Monthly Power BI Semantic Model Refreshes With Fabric Data Pipelines

I’m sure you already know how to configure scheduled refresh for your semantic models in Power BI. While the options you have for controlling when refresh takes place are generally good enough – you can configure daily or weekly refreshes and set up to eight times a day for refreshes to take place – there are some scenarios it doesn’t work for, such as monthly refreshes. Up to now the workaround has been to use Power Automate to trigger refreshes (see here for an example) or to call the refresh API from another application. Now, with Fabric, you have a much better option for scheduling refreshes: Data Pipelines.

The semantic model refresh activity in Fabric Data Pipelines was released last year and at the time all the focus was on the extra control it gives you over what happens in a refresh: it allows you to refresh individual tables or partitions and control the amount of parallelism, for example; it also allows you to schedule your refresh after other ETL operations, which in Fabric will probably also be scheduled using Pipelines, have completed. What I want to draw your attention to is the fact that Fabric Data Pipelines use the new Fabric scheduler which offers more flexibility for controlling when they run.
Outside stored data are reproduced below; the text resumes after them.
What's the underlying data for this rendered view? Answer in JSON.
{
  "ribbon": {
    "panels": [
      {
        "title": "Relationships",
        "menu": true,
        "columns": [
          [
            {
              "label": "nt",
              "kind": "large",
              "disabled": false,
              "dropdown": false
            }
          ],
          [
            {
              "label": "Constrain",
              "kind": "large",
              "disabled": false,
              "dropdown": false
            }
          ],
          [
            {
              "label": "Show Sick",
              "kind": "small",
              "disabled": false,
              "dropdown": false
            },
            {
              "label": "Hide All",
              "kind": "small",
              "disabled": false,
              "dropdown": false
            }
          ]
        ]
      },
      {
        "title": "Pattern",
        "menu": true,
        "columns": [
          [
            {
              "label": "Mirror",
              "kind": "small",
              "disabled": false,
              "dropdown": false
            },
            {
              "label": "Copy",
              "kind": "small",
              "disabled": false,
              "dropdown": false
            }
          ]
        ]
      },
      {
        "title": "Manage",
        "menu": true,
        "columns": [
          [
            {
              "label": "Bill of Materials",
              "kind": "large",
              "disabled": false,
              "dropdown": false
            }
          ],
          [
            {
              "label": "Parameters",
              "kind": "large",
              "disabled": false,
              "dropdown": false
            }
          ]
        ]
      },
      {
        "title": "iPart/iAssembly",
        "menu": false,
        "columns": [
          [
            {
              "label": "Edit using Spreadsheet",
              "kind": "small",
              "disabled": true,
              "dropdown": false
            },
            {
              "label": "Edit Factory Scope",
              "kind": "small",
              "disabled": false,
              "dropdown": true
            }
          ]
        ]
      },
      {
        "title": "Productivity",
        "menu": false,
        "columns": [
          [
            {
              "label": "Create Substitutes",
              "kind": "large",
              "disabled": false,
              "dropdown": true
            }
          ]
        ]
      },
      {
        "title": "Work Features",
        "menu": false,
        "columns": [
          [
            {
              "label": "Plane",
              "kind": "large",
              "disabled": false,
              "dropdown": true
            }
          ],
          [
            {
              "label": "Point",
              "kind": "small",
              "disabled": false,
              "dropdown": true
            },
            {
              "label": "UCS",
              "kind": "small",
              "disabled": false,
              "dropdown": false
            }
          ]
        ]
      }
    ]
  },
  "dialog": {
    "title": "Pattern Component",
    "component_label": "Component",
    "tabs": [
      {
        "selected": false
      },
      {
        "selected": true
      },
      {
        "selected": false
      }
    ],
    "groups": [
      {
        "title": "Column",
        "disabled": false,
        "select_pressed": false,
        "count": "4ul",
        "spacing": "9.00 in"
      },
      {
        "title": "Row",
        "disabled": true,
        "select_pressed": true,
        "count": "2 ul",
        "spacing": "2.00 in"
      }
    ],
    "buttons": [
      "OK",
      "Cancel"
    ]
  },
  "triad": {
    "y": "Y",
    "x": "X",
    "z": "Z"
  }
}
There’s some documentation here on how to schedule a Data Pipeline run but it’s very straightforward to use. I created a Fabric Pipeline consisting of a single semantic model refresh activity like so:

..then hit the Schedule button on the toolbar, selected “Monthly” on the Repeat dropdown and configured it to run on the first Sunday of the month:

Apart from the option to run on the Nth instance of a given day of the week you can also run the Data Pipeline on a given day number of the month; you can also run every N months, add up to 10 times to run per day, and set a start and end date.

There are two other options for scheduling that aren’t available in the scheduler for semantic models: the ability to run the Data Pipeline every N hours or minutes.

Be warned though: refreshing your semantic model every few minutes is dangerous because it can result in excessive CU consumption on your capacity and maybe even throttling if you’re not careful.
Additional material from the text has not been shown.